▪ Quelle semaine, mais quelle semaine ! Figurera-t-elle dans les livres d’histoire d’ici quelques années ? La Chronique Agora du 3 octobre 2019 titrera-t-elle "10 ans après : un point sur l’effondrement du dollar" ? Vivons-nous un "octobre rouge pour le billet vert" ?
Je n’en sais rien ; s’il y a bien une chose que les derniers mois nous ont appris, c’est que rien ne se passe jamais tout à fait comme on l’avait prévu.
En attendant, voilà où en sont les choses. Le dollar a été bien malmené, pour toutes les raisons que nous évoquons quotidiennement dans la Chronique… mais aussi à cause d’une nouvelle bien précise annoncée plus tôt dans la semaine :
"Le quotidien anglais The Independent fait état de discussions avancées parmi les pays arabes producteurs de pétrole, mais aussi en Chine, en Russie, au Japon, au Brésil et en France afin de préparer l’enterrement de la cotation du baril en dollars", nous expliquait Philippe Béchade mercredi. "Il serait remplacé par un panier de devises comportant également le yuan (qui à ce jour demeure non convertible), sans oublier un pourcentage d’or à définir".

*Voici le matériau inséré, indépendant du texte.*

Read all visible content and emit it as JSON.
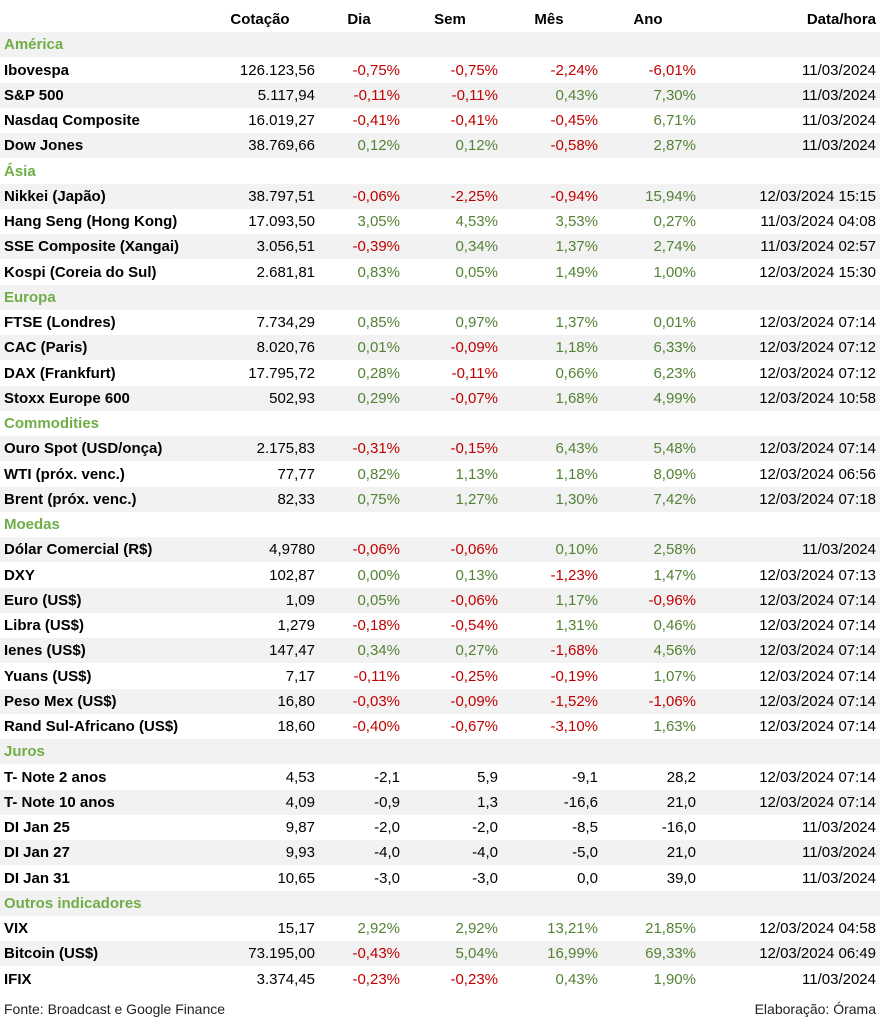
{
  "header": {
    "name": "",
    "cotacao": "Cotação",
    "dia": "Dia",
    "sem": "Sem",
    "mes": "Mês",
    "ano": "Ano",
    "datahora": "Data/hora"
  },
  "colors": {
    "positive": "#548235",
    "negative": "#c00000",
    "section": "#70ad47"
  },
  "sections": [
    {
      "title": "América",
      "rows": [
        {
          "name": "Ibovespa",
          "cotacao": "126.123,56",
          "dia": "-0,75%",
          "sem": "-0,75%",
          "mes": "-2,24%",
          "ano": "-6,01%",
          "datahora": "11/03/2024"
        },
        {
          "name": "S&P 500",
          "cotacao": "5.117,94",
          "dia": "-0,11%",
          "sem": "-0,11%",
          "mes": "0,43%",
          "ano": "7,30%",
          "datahora": "11/03/2024"
        },
        {
          "name": "Nasdaq Composite",
          "cotacao": "16.019,27",
          "dia": "-0,41%",
          "sem": "-0,41%",
          "mes": "-0,45%",
          "ano": "6,71%",
          "datahora": "11/03/2024"
        },
        {
          "name": "Dow Jones",
          "cotacao": "38.769,66",
          "dia": "0,12%",
          "sem": "0,12%",
          "mes": "-0,58%",
          "ano": "2,87%",
          "datahora": "11/03/2024"
        }
      ]
    },
    {
      "title": "Ásia",
      "rows": [
        {
          "name": "Nikkei (Japão)",
          "cotacao": "38.797,51",
          "dia": "-0,06%",
          "sem": "-2,25%",
          "mes": "-0,94%",
          "ano": "15,94%",
          "datahora": "12/03/2024 15:15"
        },
        {
          "name": "Hang Seng (Hong Kong)",
          "cotacao": "17.093,50",
          "dia": "3,05%",
          "sem": "4,53%",
          "mes": "3,53%",
          "ano": "0,27%",
          "datahora": "11/03/2024 04:08"
        },
        {
          "name": "SSE Composite (Xangai)",
          "cotacao": "3.056,51",
          "dia": "-0,39%",
          "sem": "0,34%",
          "mes": "1,37%",
          "ano": "2,74%",
          "datahora": "11/03/2024 02:57"
        },
        {
          "name": "Kospi (Coreia do Sul)",
          "cotacao": "2.681,81",
          "dia": "0,83%",
          "sem": "0,05%",
          "mes": "1,49%",
          "ano": "1,00%",
          "datahora": "12/03/2024 15:30"
        }
      ]
    },
    {
      "title": "Europa",
      "rows": [
        {
          "name": "FTSE (Londres)",
          "cotacao": "7.734,29",
          "dia": "0,85%",
          "sem": "0,97%",
          "mes": "1,37%",
          "ano": "0,01%",
          "datahora": "12/03/2024 07:14"
        },
        {
          "name": "CAC (Paris)",
          "cotacao": "8.020,76",
          "dia": "0,01%",
          "sem": "-0,09%",
          "mes": "1,18%",
          "ano": "6,33%",
          "datahora": "12/03/2024 07:12"
        },
        {
          "name": "DAX (Frankfurt)",
          "cotacao": "17.795,72",
          "dia": "0,28%",
          "sem": "-0,11%",
          "mes": "0,66%",
          "ano": "6,23%",
          "datahora": "12/03/2024 07:12"
        },
        {
          "name": "Stoxx Europe 600",
          "cotacao": "502,93",
          "dia": "0,29%",
          "sem": "-0,07%",
          "mes": "1,68%",
          "ano": "4,99%",
          "datahora": "12/03/2024 10:58"
        }
      ]
    },
    {
      "title": "Commodities",
      "rows": [
        {
          "name": "Ouro Spot (USD/onça)",
          "cotacao": "2.175,83",
          "dia": "-0,31%",
          "sem": "-0,15%",
          "mes": "6,43%",
          "ano": "5,48%",
          "datahora": "12/03/2024 07:14"
        },
        {
          "name": "WTI (próx. venc.)",
          "cotacao": "77,77",
          "dia": "0,82%",
          "sem": "1,13%",
          "mes": "1,18%",
          "ano": "8,09%",
          "datahora": "12/03/2024 06:56"
        },
        {
          "name": "Brent (próx. venc.)",
          "cotacao": "82,33",
          "dia": "0,75%",
          "sem": "1,27%",
          "mes": "1,30%",
          "ano": "7,42%",
          "datahora": "12/03/2024 07:18"
        }
      ]
    },
    {
      "title": "Moedas",
      "rows": [
        {
          "name": "Dólar Comercial (R$)",
          "cotacao": "4,9780",
          "dia": "-0,06%",
          "sem": "-0,06%",
          "mes": "0,10%",
          "ano": "2,58%",
          "datahora": "11/03/2024"
        },
        {
          "name": "DXY",
          "cotacao": "102,87",
          "dia": "0,00%",
          "sem": "0,13%",
          "mes": "-1,23%",
          "ano": "1,47%",
          "datahora": "12/03/2024 07:13"
        },
        {
          "name": "Euro (US$)",
          "cotacao": "1,09",
          "dia": "0,05%",
          "sem": "-0,06%",
          "mes": "1,17%",
          "ano": "-0,96%",
          "datahora": "12/03/2024 07:14"
        },
        {
          "name": "Libra (US$)",
          "cotacao": "1,279",
          "dia": "-0,18%",
          "sem": "-0,54%",
          "mes": "1,31%",
          "ano": "0,46%",
          "datahora": "12/03/2024 07:14"
        },
        {
          "name": "Ienes (US$)",
          "cotacao": "147,47",
          "dia": "0,34%",
          "sem": "0,27%",
          "mes": "-1,68%",
          "ano": "4,56%",
          "datahora": "12/03/2024 07:14"
        },
        {
          "name": "Yuans (US$)",
          "cotacao": "7,17",
          "dia": "-0,11%",
          "sem": "-0,25%",
          "mes": "-0,19%",
          "ano": "1,07%",
          "datahora": "12/03/2024 07:14"
        },
        {
          "name": "Peso Mex (US$)",
          "cotacao": "16,80",
          "dia": "-0,03%",
          "sem": "-0,09%",
          "mes": "-1,52%",
          "ano": "-1,06%",
          "datahora": "12/03/2024 07:14"
        },
        {
          "name": "Rand Sul-Africano (US$)",
          "cotacao": "18,60",
          "dia": "-0,40%",
          "sem": "-0,67%",
          "mes": "-3,10%",
          "ano": "1,63%",
          "datahora": "12/03/2024 07:14"
        }
      ]
    },
    {
      "title": "Juros",
      "plain": true,
      "rows": [
        {
          "name": "T- Note 2 anos",
          "cotacao": "4,53",
          "dia": "-2,1",
          "sem": "5,9",
          "mes": "-9,1",
          "ano": "28,2",
          "datahora": "12/03/2024 07:14"
        },
        {
          "name": "T- Note 10 anos",
          "cotacao": "4,09",
          "dia": "-0,9",
          "sem": "1,3",
          "mes": "-16,6",
          "ano": "21,0",
          "datahora": "12/03/2024 07:14"
        },
        {
          "name": "DI Jan 25",
          "cotacao": "9,87",
          "dia": "-2,0",
          "sem": "-2,0",
          "mes": "-8,5",
          "ano": "-16,0",
          "datahora": "11/03/2024"
        },
        {
          "name": "DI Jan 27",
          "cotacao": "9,93",
          "dia": "-4,0",
          "sem": "-4,0",
          "mes": "-5,0",
          "ano": "21,0",
          "datahora": "11/03/2024"
        },
        {
          "name": "DI Jan 31",
          "cotacao": "10,65",
          "dia": "-3,0",
          "sem": "-3,0",
          "mes": "0,0",
          "ano": "39,0",
          "datahora": "11/03/2024"
        }
      ]
    },
    {
      "title": "Outros indicadores",
      "rows": [
        {
          "name": "VIX",
          "cotacao": "15,17",
          "dia": "2,92%",
          "sem": "2,92%",
          "mes": "13,21%",
          "ano": "21,85%",
          "datahora": "12/03/2024 04:58"
        },
        {
          "name": "Bitcoin (US$)",
          "cotacao": "73.195,00",
          "dia": "-0,43%",
          "sem": "5,04%",
          "mes": "16,99%",
          "ano": "69,33%",
          "datahora": "12/03/2024 06:49"
        },
        {
          "name": "IFIX",
          "cotacao": "3.374,45",
          "dia": "-0,23%",
          "sem": "-0,23%",
          "mes": "0,43%",
          "ano": "1,90%",
          "datahora": "11/03/2024"
        }
      ]
    }
  ],
  "footer": {
    "source": "Fonte: Broadcast e Google Finance",
    "credit": "Elaboração: Órama"
  }
}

Une telle nouvelle a sans doute favorisé l’envolée de l’or au-delà des 1050 $ l’once — un nouveau record historique pour le métal jaune en termes nominaux.

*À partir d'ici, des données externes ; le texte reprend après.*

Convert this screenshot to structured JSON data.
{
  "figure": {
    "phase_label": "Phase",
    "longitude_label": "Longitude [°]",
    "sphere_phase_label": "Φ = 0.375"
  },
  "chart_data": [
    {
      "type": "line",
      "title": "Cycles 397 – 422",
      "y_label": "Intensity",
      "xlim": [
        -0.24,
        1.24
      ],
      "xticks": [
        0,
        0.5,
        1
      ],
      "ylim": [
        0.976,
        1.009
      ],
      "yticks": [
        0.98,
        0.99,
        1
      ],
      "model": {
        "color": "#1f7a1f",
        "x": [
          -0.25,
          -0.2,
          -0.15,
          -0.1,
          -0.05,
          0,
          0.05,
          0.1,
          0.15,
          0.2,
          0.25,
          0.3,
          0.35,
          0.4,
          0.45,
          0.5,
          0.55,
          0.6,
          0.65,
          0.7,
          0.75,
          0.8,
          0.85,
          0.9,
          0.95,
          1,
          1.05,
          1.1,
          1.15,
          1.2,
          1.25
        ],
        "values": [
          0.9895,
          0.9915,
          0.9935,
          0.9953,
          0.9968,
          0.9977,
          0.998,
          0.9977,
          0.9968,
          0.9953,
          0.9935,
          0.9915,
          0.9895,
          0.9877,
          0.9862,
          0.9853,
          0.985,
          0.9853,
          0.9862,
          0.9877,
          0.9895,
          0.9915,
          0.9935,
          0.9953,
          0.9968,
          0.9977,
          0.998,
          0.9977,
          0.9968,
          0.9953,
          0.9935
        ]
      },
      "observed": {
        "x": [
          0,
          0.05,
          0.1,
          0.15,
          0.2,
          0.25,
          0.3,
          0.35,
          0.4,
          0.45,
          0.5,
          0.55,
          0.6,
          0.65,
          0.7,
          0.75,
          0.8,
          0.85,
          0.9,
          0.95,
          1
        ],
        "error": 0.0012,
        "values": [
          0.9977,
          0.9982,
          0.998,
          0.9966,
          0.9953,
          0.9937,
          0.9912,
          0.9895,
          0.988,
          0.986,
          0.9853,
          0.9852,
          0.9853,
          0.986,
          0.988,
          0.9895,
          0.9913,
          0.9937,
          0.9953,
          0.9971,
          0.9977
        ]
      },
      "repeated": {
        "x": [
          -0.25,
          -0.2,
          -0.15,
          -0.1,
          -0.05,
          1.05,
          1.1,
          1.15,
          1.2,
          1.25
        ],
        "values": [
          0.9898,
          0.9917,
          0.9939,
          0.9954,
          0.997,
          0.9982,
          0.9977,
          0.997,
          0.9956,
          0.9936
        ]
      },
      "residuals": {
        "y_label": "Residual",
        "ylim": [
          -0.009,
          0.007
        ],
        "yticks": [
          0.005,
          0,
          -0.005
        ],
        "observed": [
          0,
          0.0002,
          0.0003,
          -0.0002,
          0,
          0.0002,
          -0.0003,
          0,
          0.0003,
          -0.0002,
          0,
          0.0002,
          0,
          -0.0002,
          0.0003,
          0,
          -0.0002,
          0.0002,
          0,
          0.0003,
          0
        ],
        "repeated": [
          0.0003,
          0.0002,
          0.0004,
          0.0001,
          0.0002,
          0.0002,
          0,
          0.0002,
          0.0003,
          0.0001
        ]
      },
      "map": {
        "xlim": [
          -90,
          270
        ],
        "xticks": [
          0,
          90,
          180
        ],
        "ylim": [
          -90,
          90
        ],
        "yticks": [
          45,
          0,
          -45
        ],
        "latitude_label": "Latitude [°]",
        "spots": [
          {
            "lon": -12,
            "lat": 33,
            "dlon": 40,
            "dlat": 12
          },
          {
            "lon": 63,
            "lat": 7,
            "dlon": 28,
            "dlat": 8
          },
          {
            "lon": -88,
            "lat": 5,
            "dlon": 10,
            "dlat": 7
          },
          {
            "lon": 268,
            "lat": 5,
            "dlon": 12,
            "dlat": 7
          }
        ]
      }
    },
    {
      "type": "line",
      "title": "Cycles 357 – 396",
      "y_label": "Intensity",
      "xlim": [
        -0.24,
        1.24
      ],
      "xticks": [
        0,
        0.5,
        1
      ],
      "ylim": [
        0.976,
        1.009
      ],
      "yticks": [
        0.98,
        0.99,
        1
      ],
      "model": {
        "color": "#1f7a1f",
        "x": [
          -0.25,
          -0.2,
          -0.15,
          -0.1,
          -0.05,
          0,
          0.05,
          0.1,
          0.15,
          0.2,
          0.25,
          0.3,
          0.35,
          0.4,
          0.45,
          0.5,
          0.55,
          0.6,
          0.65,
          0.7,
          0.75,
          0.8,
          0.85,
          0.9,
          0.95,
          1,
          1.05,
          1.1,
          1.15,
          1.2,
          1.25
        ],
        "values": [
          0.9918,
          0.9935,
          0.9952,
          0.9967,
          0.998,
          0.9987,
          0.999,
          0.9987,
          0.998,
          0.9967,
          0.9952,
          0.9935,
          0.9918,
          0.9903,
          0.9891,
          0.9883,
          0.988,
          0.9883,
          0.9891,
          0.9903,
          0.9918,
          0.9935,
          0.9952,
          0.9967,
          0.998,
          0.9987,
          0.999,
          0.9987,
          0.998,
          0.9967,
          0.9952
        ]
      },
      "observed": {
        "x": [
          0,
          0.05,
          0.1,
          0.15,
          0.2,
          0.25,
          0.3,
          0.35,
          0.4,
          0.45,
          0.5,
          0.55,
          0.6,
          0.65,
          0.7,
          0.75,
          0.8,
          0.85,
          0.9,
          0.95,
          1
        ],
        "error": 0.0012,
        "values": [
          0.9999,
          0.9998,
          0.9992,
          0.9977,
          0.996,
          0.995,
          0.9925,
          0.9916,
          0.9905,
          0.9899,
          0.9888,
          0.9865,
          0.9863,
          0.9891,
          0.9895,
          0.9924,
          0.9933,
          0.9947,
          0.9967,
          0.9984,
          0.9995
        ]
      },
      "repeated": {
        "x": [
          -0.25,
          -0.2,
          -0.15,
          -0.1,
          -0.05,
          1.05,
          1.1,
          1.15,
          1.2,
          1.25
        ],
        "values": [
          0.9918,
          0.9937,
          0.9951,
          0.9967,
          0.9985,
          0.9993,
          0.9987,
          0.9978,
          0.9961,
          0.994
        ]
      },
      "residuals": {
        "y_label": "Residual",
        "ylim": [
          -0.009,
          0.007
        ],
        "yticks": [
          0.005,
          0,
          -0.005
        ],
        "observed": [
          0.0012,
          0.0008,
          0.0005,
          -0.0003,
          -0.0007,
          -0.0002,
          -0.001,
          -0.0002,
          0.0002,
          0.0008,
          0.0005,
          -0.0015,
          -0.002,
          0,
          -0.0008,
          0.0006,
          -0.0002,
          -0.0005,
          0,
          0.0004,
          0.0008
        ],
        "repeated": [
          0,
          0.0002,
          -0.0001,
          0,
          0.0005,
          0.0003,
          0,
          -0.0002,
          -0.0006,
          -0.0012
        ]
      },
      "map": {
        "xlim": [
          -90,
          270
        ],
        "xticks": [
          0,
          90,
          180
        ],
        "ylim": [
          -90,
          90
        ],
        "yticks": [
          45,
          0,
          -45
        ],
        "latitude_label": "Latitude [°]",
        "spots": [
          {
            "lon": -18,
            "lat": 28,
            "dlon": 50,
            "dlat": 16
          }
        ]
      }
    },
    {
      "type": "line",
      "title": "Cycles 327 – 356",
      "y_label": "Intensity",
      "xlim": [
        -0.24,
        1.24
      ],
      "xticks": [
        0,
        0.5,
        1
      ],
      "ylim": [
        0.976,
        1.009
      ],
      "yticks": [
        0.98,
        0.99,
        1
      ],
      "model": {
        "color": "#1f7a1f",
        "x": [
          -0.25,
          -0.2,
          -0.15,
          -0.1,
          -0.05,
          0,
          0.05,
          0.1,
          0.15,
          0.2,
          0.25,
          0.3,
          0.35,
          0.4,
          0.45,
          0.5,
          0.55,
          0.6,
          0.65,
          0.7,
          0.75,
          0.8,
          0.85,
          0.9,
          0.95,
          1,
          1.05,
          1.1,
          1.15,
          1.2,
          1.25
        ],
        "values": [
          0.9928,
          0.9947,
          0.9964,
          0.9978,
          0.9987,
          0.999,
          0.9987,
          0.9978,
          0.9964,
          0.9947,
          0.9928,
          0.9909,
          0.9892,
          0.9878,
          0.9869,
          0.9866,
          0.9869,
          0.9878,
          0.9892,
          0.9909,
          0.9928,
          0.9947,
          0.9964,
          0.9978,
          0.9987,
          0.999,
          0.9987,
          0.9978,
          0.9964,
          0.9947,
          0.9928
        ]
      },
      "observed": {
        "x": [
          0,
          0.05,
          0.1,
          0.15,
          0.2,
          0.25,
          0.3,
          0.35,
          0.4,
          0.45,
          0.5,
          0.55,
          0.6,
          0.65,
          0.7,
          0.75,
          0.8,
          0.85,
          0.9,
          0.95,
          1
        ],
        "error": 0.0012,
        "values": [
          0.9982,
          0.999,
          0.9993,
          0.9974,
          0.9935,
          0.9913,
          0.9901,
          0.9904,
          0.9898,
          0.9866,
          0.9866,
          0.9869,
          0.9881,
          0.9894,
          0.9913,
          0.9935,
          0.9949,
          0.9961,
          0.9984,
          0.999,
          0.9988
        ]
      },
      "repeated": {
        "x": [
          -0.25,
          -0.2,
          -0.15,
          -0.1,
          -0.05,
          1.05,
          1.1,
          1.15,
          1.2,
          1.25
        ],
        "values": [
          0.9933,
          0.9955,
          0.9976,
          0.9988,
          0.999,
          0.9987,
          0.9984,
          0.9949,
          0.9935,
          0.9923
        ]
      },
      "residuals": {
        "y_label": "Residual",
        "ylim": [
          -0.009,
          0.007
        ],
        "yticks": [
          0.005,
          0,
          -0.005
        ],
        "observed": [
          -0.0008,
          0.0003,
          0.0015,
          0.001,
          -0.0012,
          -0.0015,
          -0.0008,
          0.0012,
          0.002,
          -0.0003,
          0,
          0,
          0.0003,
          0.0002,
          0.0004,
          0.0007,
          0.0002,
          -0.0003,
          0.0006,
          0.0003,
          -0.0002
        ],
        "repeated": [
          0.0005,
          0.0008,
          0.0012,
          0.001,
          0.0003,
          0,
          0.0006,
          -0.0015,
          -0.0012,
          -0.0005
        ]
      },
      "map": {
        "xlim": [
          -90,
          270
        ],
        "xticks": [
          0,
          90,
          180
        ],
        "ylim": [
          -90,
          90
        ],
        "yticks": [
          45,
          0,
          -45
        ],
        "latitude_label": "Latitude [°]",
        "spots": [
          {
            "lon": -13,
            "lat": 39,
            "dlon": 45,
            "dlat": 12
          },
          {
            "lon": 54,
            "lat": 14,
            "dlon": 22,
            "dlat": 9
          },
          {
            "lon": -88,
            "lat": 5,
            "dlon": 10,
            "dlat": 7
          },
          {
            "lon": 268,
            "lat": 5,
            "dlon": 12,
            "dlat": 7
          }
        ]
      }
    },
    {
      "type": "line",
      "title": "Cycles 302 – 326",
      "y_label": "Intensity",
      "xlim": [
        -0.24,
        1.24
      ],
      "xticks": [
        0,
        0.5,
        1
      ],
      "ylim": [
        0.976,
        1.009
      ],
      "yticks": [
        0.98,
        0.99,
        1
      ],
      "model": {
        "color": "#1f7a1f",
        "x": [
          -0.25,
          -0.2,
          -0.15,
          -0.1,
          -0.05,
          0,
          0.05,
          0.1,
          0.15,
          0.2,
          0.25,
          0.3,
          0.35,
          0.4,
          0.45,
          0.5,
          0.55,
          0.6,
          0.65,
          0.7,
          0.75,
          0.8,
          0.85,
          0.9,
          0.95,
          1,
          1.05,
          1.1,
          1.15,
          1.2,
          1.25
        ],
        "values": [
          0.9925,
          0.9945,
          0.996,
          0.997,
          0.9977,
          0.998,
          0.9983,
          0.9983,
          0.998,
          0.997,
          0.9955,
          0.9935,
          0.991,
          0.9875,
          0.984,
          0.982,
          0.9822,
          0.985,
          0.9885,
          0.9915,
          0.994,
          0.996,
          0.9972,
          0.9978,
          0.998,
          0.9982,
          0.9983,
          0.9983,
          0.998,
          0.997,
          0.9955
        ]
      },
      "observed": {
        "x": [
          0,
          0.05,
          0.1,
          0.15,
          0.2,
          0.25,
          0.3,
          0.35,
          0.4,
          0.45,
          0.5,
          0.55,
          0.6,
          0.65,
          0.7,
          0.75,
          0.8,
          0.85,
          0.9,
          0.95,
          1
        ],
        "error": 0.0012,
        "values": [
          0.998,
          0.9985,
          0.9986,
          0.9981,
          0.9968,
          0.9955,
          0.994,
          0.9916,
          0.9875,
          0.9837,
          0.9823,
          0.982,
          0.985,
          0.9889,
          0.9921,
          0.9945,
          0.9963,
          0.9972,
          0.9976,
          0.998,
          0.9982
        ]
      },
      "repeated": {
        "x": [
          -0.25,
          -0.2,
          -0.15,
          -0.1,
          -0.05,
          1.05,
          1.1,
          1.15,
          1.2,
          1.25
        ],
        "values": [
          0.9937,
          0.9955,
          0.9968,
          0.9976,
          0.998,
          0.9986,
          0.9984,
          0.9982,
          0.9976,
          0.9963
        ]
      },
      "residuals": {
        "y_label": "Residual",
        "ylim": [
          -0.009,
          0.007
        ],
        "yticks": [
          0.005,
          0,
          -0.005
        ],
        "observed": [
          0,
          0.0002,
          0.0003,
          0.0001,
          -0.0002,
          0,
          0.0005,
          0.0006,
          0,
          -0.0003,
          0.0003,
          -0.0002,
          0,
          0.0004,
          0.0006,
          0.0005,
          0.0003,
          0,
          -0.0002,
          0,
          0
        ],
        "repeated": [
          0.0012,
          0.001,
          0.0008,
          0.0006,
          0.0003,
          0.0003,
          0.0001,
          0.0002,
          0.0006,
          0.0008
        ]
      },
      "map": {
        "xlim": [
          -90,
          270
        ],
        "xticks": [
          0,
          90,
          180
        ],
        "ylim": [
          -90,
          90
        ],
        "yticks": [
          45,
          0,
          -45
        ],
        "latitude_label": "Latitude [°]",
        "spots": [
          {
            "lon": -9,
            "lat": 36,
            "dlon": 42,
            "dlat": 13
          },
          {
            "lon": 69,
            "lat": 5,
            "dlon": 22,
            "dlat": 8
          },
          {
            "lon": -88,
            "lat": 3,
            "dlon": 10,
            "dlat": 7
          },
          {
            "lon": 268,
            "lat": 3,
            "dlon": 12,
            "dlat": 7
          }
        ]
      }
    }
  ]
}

Dan Denning, notre collègue en Australie, apporte quelques précisions :
"Dans ce rôle, l’or devient une couverture contre la dévaluation du dollar US. Ce n’est pas tant une couverture contre l’inflation qu’une manoeuvre pour protéger des actifs [le pétrole, en l’occurrence] contre un soudain effondrement du dollar".

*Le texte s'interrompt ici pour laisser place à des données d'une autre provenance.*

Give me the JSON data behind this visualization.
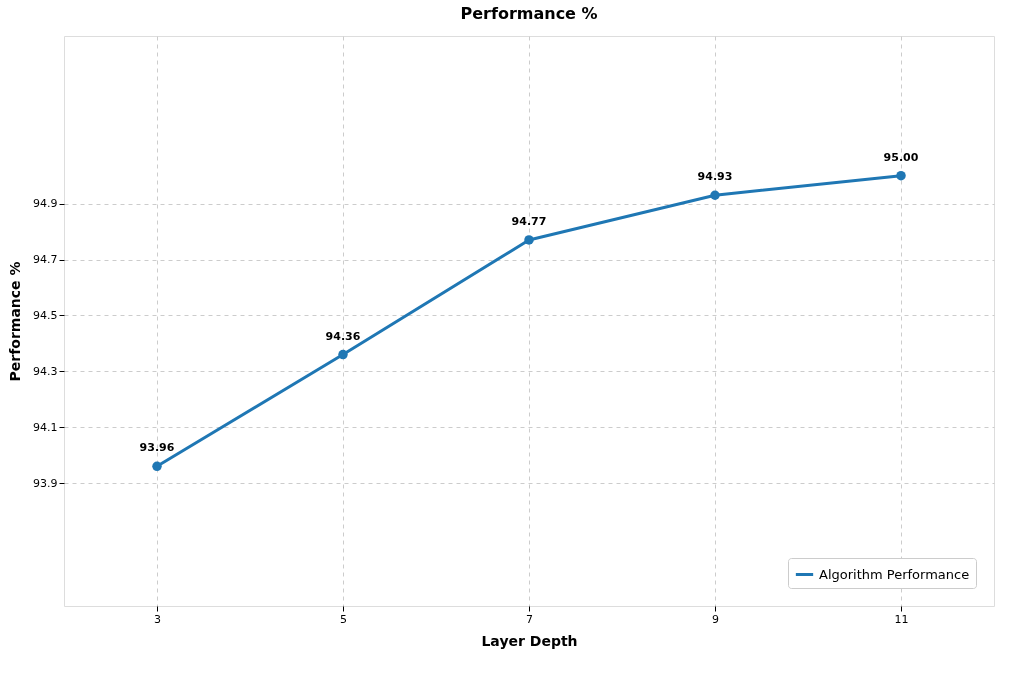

"Certes", continue Dan, "dans notre monde occidental développé et routinier, les devises ne s’effondrent pas simplement du jour au lendemain. Elles s’érodent lentement. Et un jour, on s’aperçoit que le pouvoir d’achat n’est plus ce qu’il était".
"Sur les marchés émergents, en revanche, des économies invalides affligées de déséquilibres budgétaires colossaux connaissent effectivement des crises monétaires aiguës. L’économiste et contributeur du Financial Times Willem Buiter les appelle des ‘arrêts brutaux’. Il explique ensuite que les Etats-Unis et la Grande-Bretagne ont désormais toutes les caractéristiques de telles économies invalides".
"Buiter écrit que ‘depuis août 2007, il ne manque aux Etats-Unis et à la Grande-Bretagne qu’un seul élément d’une crise classique de marché émergent : un ‘arrêt brutal’ — la cessation des flux de capitaux vers les secteurs privés et publics… Ces flux ne devraient pas être tenus pour acquis, même pour les Etats-Unis qui bénéficient pourtant d’une protection supplémentaire grâce au dollar et à son statut de devise de réserve mondiale. Un plan de relance massif annoncé par un gouvernement sans crédibilité budgétaire pourrait déclencher un tel ‘arrêt brutal’…"
"Un aspect important de ces ‘arrêts brutaux’", conclut enfin Dan, "est qu’il ne s’agit quasiment jamais d’événements auxquels ont aurait choisi de participer. Il le faut pourtant, sans quoi les événements monétaires noient votre portefeuille. Voilà pourquoi ces épisodes de l’histoire monétaire sont si chaotiques. Et voilà pourquoi — si nous entrons actuellement dans l’une de ces périodes (ou du moins une période extrêmement instable tandis que nous passons d’une devise de réserve unique à un panier de devises) — les marchés des actifs connaîtront une volatilité impressionnante".
Eh bien, c’est ainsi, cher lecteur : il vous faut vous préparer à la possible révolution monétaire qui s’annonce… ou bien être noyée par elle. Et même si elle ne se produit pas tout de suite, ou seulement de manière graduelle et plus ou moins "maîtrisée"… il n’en demeure pas moins que l’or est redevenu un acteur monétaire avec lequel il faut compter.